Fever was thus present in all our cases, while hepatomegaly was found in two of the three cases. All patients had a leucocytosis of >20,000/mm 3 and a positive C-reactive protein (CRP) test. Liver function abnormality was present in only one of our cases; however, ultrasound was diagnostic in all.
All three of our patients responded to treatment and were well at the 12-months follow-up.

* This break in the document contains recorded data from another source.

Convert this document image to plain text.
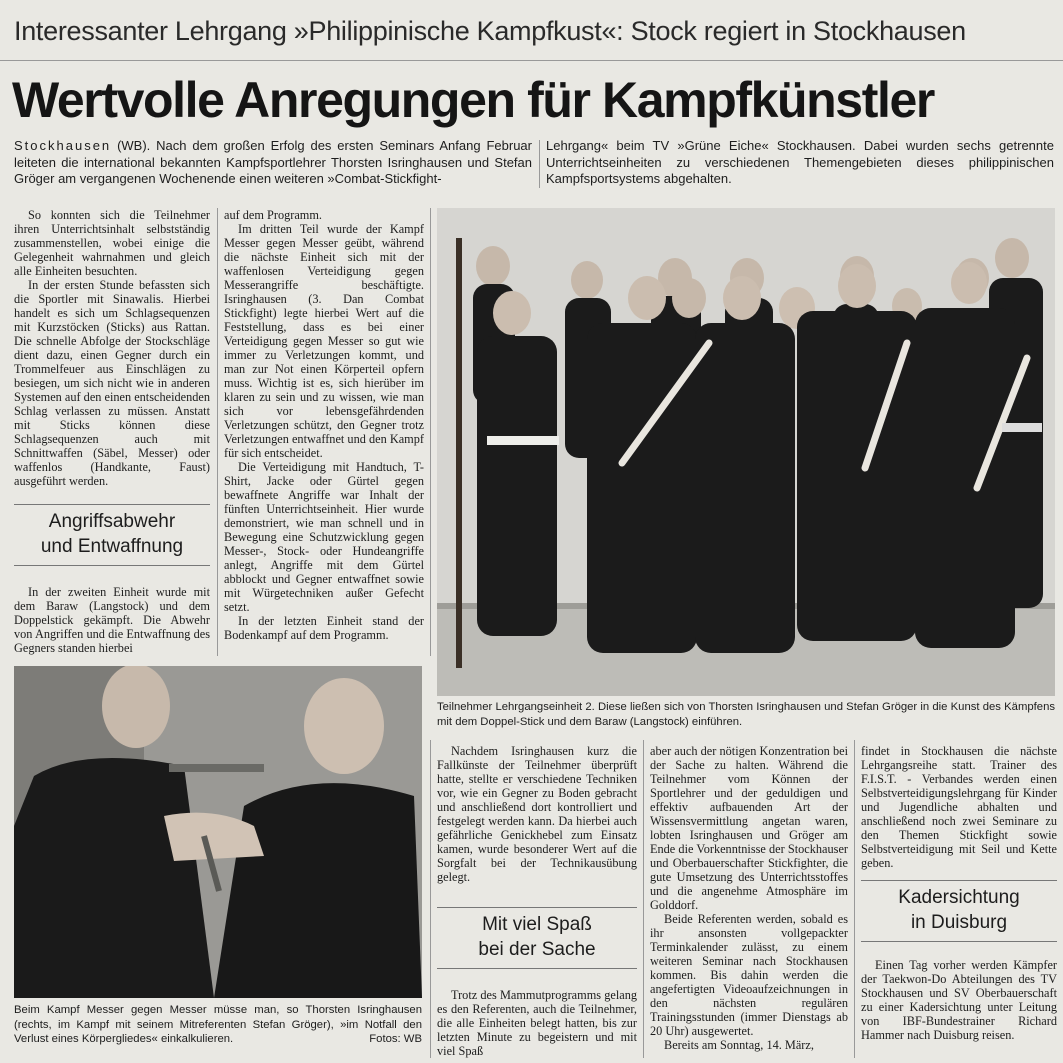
Interessanter Lehrgang »Philippinische Kampfkust«: Stock regiert in Stockhausen
Wertvolle Anregungen für Kampfkünstler
Stockhausen (WB). Nach dem großen Erfolg des ersten Seminars Anfang Februar leiteten die international bekannten Kampfsportlehrer Thorsten Isringhausen und Stefan Gröger am vergangenen Wochenende einen weiteren »Combat-Stickfight-
Lehrgang« beim TV »Grüne Eiche« Stockhausen. Dabei wurden sechs getrennte Unterrichtseinheiten zu verschiedenen Themengebieten dieses philippinischen Kampfsportsystems abgehalten.

So konnten sich die Teilnehmer ihren Unterrichtsinhalt selbstständig zusammenstellen, wobei einige die Gelegenheit wahrnahmen und gleich alle Einheiten besuchten.

In der ersten Stunde befassten sich die Sportler mit Sinawalis. Hierbei handelt es sich um Schlagsequenzen mit Kurzstöcken (Sticks) aus Rattan. Die schnelle Abfolge der Stockschläge dient dazu, einen Gegner durch ein Trommelfeuer aus Einschlägen zu besiegen, um sich nicht wie in anderen Systemen auf den einen entscheidenden Schlag verlassen zu müssen. Anstatt mit Sticks können diese Schlagsequenzen auch mit Schnittwaffen (Säbel, Messer) oder waffenlos (Handkante, Faust) ausgeführt werden.

Angriffsabwehr
und Entwaffnung

In der zweiten Einheit wurde mit dem Baraw (Langstock) und dem Doppelstick gekämpft. Die Abwehr von Angriffen und die Entwaffnung des Gegners standen hierbei

auf dem Programm.

Im dritten Teil wurde der Kampf Messer gegen Messer geübt, während die nächste Einheit sich mit der waffenlosen Verteidigung gegen Messerangriffe beschäftigte. Isringhausen (3. Dan Combat Stickfight) legte hierbei Wert auf die Feststellung, dass es bei einer Verteidigung gegen Messer so gut wie immer zu Verletzungen kommt, und man zur Not einen Körperteil opfern muss. Wichtig ist es, sich hierüber im klaren zu sein und zu wissen, wie man sich vor lebensgefährdenden Verletzungen schützt, den Gegner trotz Verletzungen entwaffnet und den Kampf für sich entscheidet.

Die Verteidigung mit Handtuch, T-Shirt, Jacke oder Gürtel gegen bewaffnete Angriffe war Inhalt der fünften Unterrichtseinheit. Hier wurde demonstriert, wie man schnell und in Bewegung eine Schutzwicklung gegen Messer-, Stock- oder Hundeangriffe anlegt, Angriffe mit dem Gürtel abblockt und Gegner entwaffnet sowie mit Würgetechniken außer Gefecht setzt.

In der letzten Einheit stand der Bodenkampf auf dem Programm.

Teilnehmer Lehrgangseinheit 2. Diese ließen sich von Thorsten Isringhausen und Stefan Gröger in die Kunst des Kämpfens mit dem Doppel-Stick und dem Baraw (Langstock) einführen.
Beim Kampf Messer gegen Messer müsse man, so Thorsten Isringhausen (rechts, im Kampf mit seinem Mitreferenten Stefan Gröger), »im Notfall den Verlust eines Körpergliedes« einkalkulieren.	Fotos: WB

Nachdem Isringhausen kurz die Fallkünste der Teilnehmer überprüft hatte, stellte er verschiedene Techniken vor, wie ein Gegner zu Boden gebracht und anschließend dort kontrolliert und festgelegt werden kann. Da hierbei auch gefährliche Genickhebel zum Einsatz kamen, wurde besonderer Wert auf die Sorgfalt bei der Technikausübung gelegt.

Mit viel Spaß
bei der Sache

Trotz des Mammutprogramms gelang es den Referenten, auch die Teilnehmer, die alle Einheiten belegt hatten, bis zur letzten Minute zu begeistern und mit viel Spaß

aber auch der nötigen Konzentration bei der Sache zu halten. Während die Teilnehmer vom Können der Sportlehrer und der geduldigen und effektiv aufbauenden Art der Wissensvermittlung angetan waren, lobten Isringhausen und Gröger am Ende die Vorkenntnisse der Stockhauser und Oberbauerschafter Stickfighter, die gute Umsetzung des Unterrichtsstoffes und die angenehme Atmosphäre im Golddorf.

Beide Referenten werden, sobald es ihr ansonsten vollgepackter Terminkalender zulässt, zu einem weiteren Seminar nach Stockhausen kommen. Bis dahin werden die angefertigten Videoaufzeichnungen in den nächsten regulären Trainingsstunden (immer Dienstags ab 20 Uhr) ausgewertet.

Bereits am Sonntag, 14. März,

findet in Stockhausen die nächste Lehrgangsreihe statt. Trainer des F.I.S.T. - Verbandes werden einen Selbstverteidigungslehrgang für Kinder und Jugendliche abhalten und anschließend noch zwei Seminare zu den Themen Stickfight sowie Selbstverteidigung mit Seil und Kette geben.

Kadersichtung
in Duisburg

Einen Tag vorher werden Kämpfer der Taekwon-Do Abteilungen des TV Stockhausen und SV Oberbauerschaft zu einer Kadersichtung unter Leitung von IBF-Bundestrainer Richard Hammer nach Duisburg reisen.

In view of the unusually early age of presentation without identifiable risk factors, investigations of maternal HIV serology, dihydrorhodamine assay for chronic granulomatous disease and immunoglobulin profiles (IgG, IgA, IgM) were carried out on all patients, but proved negative.
Discussion
Neonatal and early infantile hepatic abscess (first presentation at age <100 days) without any underlying risk factor has been reported in fewer than five infants to date.1–3 However, these cases1–3 had no search for underlying immunodeficiency undertaken, particularly CGD and HIV, both of which are known causes.4,5 Our case series highlights the possibility of the development of liver abscess in early infancy in term, exclusively breast-fed babies with normal birth weight, without any perinatal complications, nor risk factors for sepsis, nor underlying immunodeficiency. The infective organism can reach the liver via the portal circulation (umbilical vein, splenic vein, mesenteric vein), systemic circulation (hepatic artery) or via direct invasion from surrounding structures. 6,7 One case of transmission from infected breast milk has been described. 8 In our series, we believe the infection is likely to be blood-borne with occult bacteraemia as the cause.
Clinical presentation and lab investigations of early infantile (aged <100 days) liver abscess.

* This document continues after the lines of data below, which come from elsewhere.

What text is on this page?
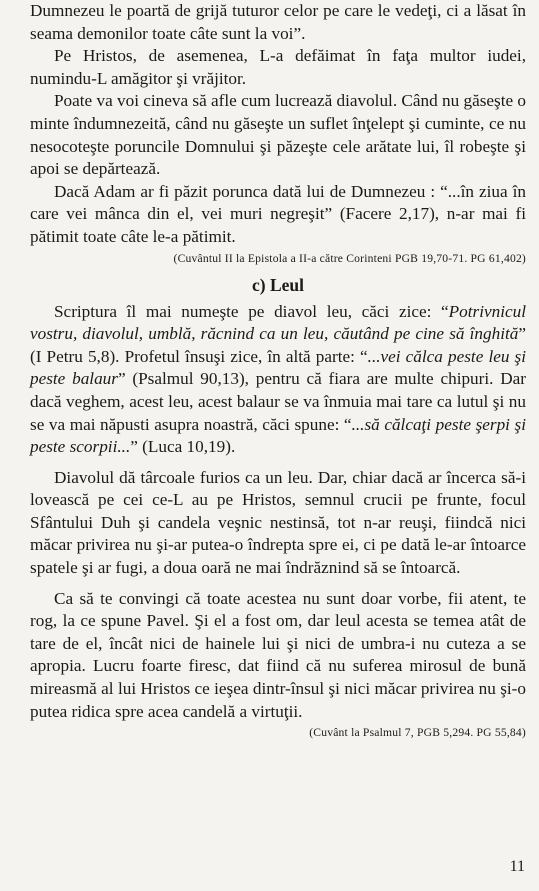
Dumnezeu le poartă de grijă tuturor celor pe care le vedeţi, ci a lăsat în seama demonilor toate câte sunt la voi”.

Pe Hristos, de asemenea, L-a defăimat în faţa multor iudei, numindu-L amăgitor şi vrăjitor.

Poate va voi cineva să afle cum lucrează diavolul. Când nu găseşte o minte îndumnezeită, când nu găseşte un suflet înţelept şi cuminte, ce nu nesocoteşte poruncile Domnului şi păzeşte cele arătate lui, îl robeşte şi apoi se depărtează.

Dacă Adam ar fi păzit porunca dată lui de Dumnezeu : “...în ziua în care vei mânca din el, vei muri negreşit” (Facere 2,17), n-ar mai fi pătimit toate câte le-a pătimit.

(Cuvântul II la Epistola a II-a către Corinteni PGB 19,70-71. PG 61,402)

c) Leul

Scriptura îl mai numeşte pe diavol leu, căci zice: “Potrivnicul vostru, diavolul, umblă, răcnind ca un leu, căutând pe cine să înghită” (I Petru 5,8). Profetul însuşi zice, în altă parte: “...vei călca peste leu şi peste balaur” (Psalmul 90,13), pentru că fiara are multe chipuri. Dar dacă veghem, acest leu, acest balaur se va înmuia mai tare ca lutul şi nu se va mai năpusti asupra noastră, căci spune: “...să călcaţi peste şerpi şi peste scorpii...” (Luca 10,19).

Diavolul dă târcoale furios ca un leu. Dar, chiar dacă ar încerca să-i lovească pe cei ce-L au pe Hristos, semnul crucii pe frunte, focul Sfântului Duh şi candela veşnic nestinsă, tot n-ar reuşi, fiindcă nici măcar privirea nu şi-ar putea-o îndrepta spre ei, ci pe dată le-ar întoarce spatele şi ar fugi, a doua oară ne mai îndrăznind să se întoarcă.

Ca să te convingi că toate acestea nu sunt doar vorbe, fii atent, te rog, la ce spune Pavel. Şi el a fost om, dar leul acesta se temea atât de tare de el, încât nici de hainele lui şi nici de umbra-i nu cuteza a se apropia. Lucru foarte firesc, dat fiind că nu suferea mirosul de bună mireasmă al lui Hristos ce ieşea dintr-însul şi nici măcar privirea nu şi-o putea ridica spre acea candelă a virtuţii.

(Cuvânt la Psalmul 7, PGB 5,294. PG 55,84)

11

Values are given as n (%).
Denominator is number of early infantile cases for whom the given parameter is described, numerator is the number who are positive for the same parameter.
CRP, C-reactive protein; LFT, liver function test; TLC, total leucocyte count.

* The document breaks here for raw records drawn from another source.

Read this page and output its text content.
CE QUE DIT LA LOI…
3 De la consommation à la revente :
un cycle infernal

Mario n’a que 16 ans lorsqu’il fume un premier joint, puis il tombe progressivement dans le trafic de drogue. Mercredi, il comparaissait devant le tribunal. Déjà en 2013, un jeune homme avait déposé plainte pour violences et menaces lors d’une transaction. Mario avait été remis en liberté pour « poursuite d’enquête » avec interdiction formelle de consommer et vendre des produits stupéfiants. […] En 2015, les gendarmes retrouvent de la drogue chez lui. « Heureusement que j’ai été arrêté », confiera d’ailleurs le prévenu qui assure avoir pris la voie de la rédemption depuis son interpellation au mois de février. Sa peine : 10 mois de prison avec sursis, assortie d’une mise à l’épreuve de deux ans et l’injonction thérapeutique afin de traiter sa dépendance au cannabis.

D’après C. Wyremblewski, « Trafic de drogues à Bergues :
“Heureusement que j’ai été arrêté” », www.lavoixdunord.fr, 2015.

Liver abscesses in infancy are usually multiple and involve both lobes of the liver as was seen in two of our cases. 7,9 –11 The most common bacteria found are Staphylococcus aureus, Streptococcus pyogenes and E. coli, 2 although any organism can potentially be responsible in this age group. 9 Treatment includes injectable antibiotics for 3–6 weeks covering both Gram-positive and Gram-negative species as well as anaerobic organisms. 4 Multiple abscesses are usually treated conservatively with antibiotics, while image-guided percutaneous needle aspiration or catheter drainage is recommended in solitary abscess, particularly if large. 12
Declaration of conflicting interests
The author(s) declared no potential conflicts of interest with respect to the research, authorship, and/or publication of this article.
Funding
The author(s) received no financial support for the research, authorship, and/or publication of this article.